Chapter 1. High Availability Add-On overview
The High Availability Add-On is a clustered system that provides reliability, scalability, and availability to critical production services.
A cluster is two or more computers (called nodes or members) that work together to perform a task. Clusters can be used to provide highly available services or resources. The redundancy of multiple machines is used to guard against failures of many types.
High availability clusters provide highly available services by eliminating single points of failure and by failing over services from one cluster node to another in case a node becomes inoperative. Typically, services in a high availability cluster read and write data (by means of read-write mounted file systems). Therefore, a high availability cluster must maintain data integrity as one cluster node takes over control of a service from another cluster node. Node failures in a high availability cluster are not visible from clients outside the cluster. (High availability clusters are sometimes referred to as failover clusters.) The High Availability Add-On provides high availability clustering through its high availability service management component,
1.1. High Availability Add-On components
The Red Hat High Availability Add-On consists of several components that provide the high availability service.
The major components of the High Availability Add-On are as follows:
- Cluster infrastructure — Provides fundamental functions for nodes to work together as a cluster: configuration file management, membership management, lock management, and fencing.

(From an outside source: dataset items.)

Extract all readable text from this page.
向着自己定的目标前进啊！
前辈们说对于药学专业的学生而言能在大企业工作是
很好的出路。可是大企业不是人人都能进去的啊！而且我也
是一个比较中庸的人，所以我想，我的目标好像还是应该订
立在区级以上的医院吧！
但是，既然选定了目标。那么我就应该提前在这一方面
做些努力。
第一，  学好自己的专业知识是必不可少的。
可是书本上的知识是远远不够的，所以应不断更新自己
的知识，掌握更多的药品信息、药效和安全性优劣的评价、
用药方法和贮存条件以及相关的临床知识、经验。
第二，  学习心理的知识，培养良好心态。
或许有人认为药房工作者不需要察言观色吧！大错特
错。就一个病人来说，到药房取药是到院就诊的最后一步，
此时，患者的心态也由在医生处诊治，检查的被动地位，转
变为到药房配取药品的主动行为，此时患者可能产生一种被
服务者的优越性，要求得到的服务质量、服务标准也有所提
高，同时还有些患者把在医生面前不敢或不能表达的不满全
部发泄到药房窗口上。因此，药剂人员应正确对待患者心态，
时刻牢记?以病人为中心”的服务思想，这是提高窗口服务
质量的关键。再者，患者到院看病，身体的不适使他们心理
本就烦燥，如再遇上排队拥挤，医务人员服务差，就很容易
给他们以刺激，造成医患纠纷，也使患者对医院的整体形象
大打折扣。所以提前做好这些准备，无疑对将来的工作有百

- High availability service management — Provides failover of services from one cluster node to another in case a node becomes inoperative.
- Cluster administration tools — Configuration and management tools for setting up, configuring, and managing the High Availability Add-On. The tools are for use with the cluster infrastructure components, the high availability and service management components, and storage.
You can supplement the High Availability Add-On with the following components:
- Red Hat GFS2 (Global File System 2) — Part of the Resilient Storage Add-On, this provides a cluster file system for use with the High Availability Add-On. GFS2 allows multiple nodes to share storage at a block level as if the storage were connected locally to each cluster node. GFS2 cluster file system requires a cluster infrastructure.
LVM Locking Daemon (
lvmlockd) — Part of the Resilient Storage Add-On, this provides volume management of cluster storage.
lvmlockdsupport also requires cluster infrastructure.
- HAProxy — Routing software that provides high availability load balancing and failover in layer 4 (TCP) and layer 7 (HTTP, HTTPS) services.
1.2. High Availability Add-On concepts
Some of the key concepts of a Red Hat High Availability Add-On cluster are as follows.
If communication with a single node in the cluster fails, then other nodes in the cluster must be able to restrict or release access to resources that the failed cluster node may have access to. This cannot be accomplished by contacting the cluster node itself as the cluster node may not be responsive. Instead, you must provide an external method, which is called fencing with a fence agent. A fence device is an external device that can be used by the cluster to restrict access to shared resources by an errant node, or to issue a hard reboot on the cluster node.
Without a fence device configured you do not have a way to know that the resources previously used by the disconnected cluster node have been released, and this could prevent the services from running on any of the other cluster nodes. Conversely, the system may assume erroneously that the cluster node has released its resources and this can lead to data corruption and data loss. Without a fence device configured data integrity cannot be guaranteed and the cluster configuration will be unsupported.
When the fencing is in progress no other cluster operation is allowed to run. Normal operation of the cluster cannot resume until fencing has completed or the cluster node rejoins the cluster after the cluster node has been rebooted.
For more information about fencing, see Fencing in a Red Hat High Availability Cluster.
In order to maintain cluster integrity and availability, cluster systems use a concept known as quorum to prevent data corruption and loss. A cluster has quorum when more than half of the cluster nodes are online. To mitigate the chance of data corruption due to failure, Pacemaker by default stops all resources if the cluster does not have quorum.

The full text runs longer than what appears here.